Site Reliability Engineer
Job Description
We at Altizon are on a mission to build easy to use products to solve real world, hard and complex problems for our customers.
We are building mission critical product and solutions to help our customers in manufacturing make data driven decisions. Our goal is to provide data insights on our user's fingertips in the most simplistic yet powerful way. We have built expertise in building Digital Factory solutions over last 11 years and continue to strive by learning continuously and through innovations.
Our customers in Food & Beverage, Chemical and Automobile industries love our products. Our flagship IIOT platform is a critical element in their operations playbook; whether it's improving productivity and throughput on the shop floor, predictive maintenance, digital checklist or predicting quality using our advanced AI/ML algorithms, or taking a bird's eye view of their factory efficiency from a control tower.
To maintain our leadership position in the above markets and continue to deliver new and innovative products, we are looking to hire Site Reliability Engineer with strong statistical and analytics concepts with expertise in Python or R. The successful candidate will have 1 to 3 years of experience and deep knowledge of these technologies.

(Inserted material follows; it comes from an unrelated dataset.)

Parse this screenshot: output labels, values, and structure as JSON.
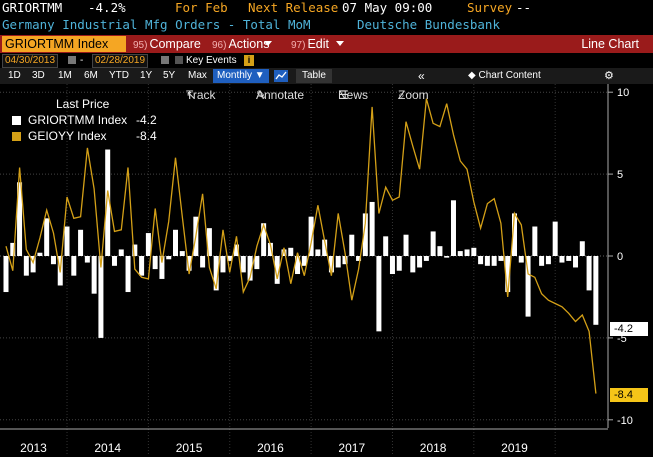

What you will do- Get an opportunity to work on a cutting-edge, highly scalable technology stack that handles billions of events at scale.
- Maintain the health and integrity of the platform infrastructure and data processing pipelines. This includes Compute, Network & Storage infra
- Design, develop and employ tools, scripts, instrumentation and dashboards that will monitor availability and performance of each component of the platform.
- Handle server/service outages with priority and communicate any unavailability to stakeholders.
- Make sure that the platform and its internal services are working according to laid down security guidelines and compliance requirements.
- Implement backup and disaster recovery strategies.
- Be responsible for continuous builds, nightly builds, and associated tooling
- Be responsible for maintaining docker images/scripts of internal micro-services
- Own DevOps scripts for deploying new/updating existing stacks with a required footprint (small/HA) Day 1 and Day 2
- Understanding and hands on knowledge/experience of AZURE is very Important.
- AWS Certified Solutions Architect Associate certification or AWS Cloud Practitioner certification
- Bachelor's (BE) or Masters (MS, MCS). (Computer Science preferred)
- Minimum of first-class in Academics
- Unix and Shell scripting
- Understanding of public cloud infrastructure (AWS/GCP)
- Aware of DevOps Tools (e.g. Docker, any Load balancer)
- Good programming skills with scripting languages necessary for writing and maintaining automation scripts
- Optional but good to have:
- ELK stack
- Ansible
- Jenkins or any other deployment tool
- python
Candidates should be able to demonstrate their experience and skills through previous work.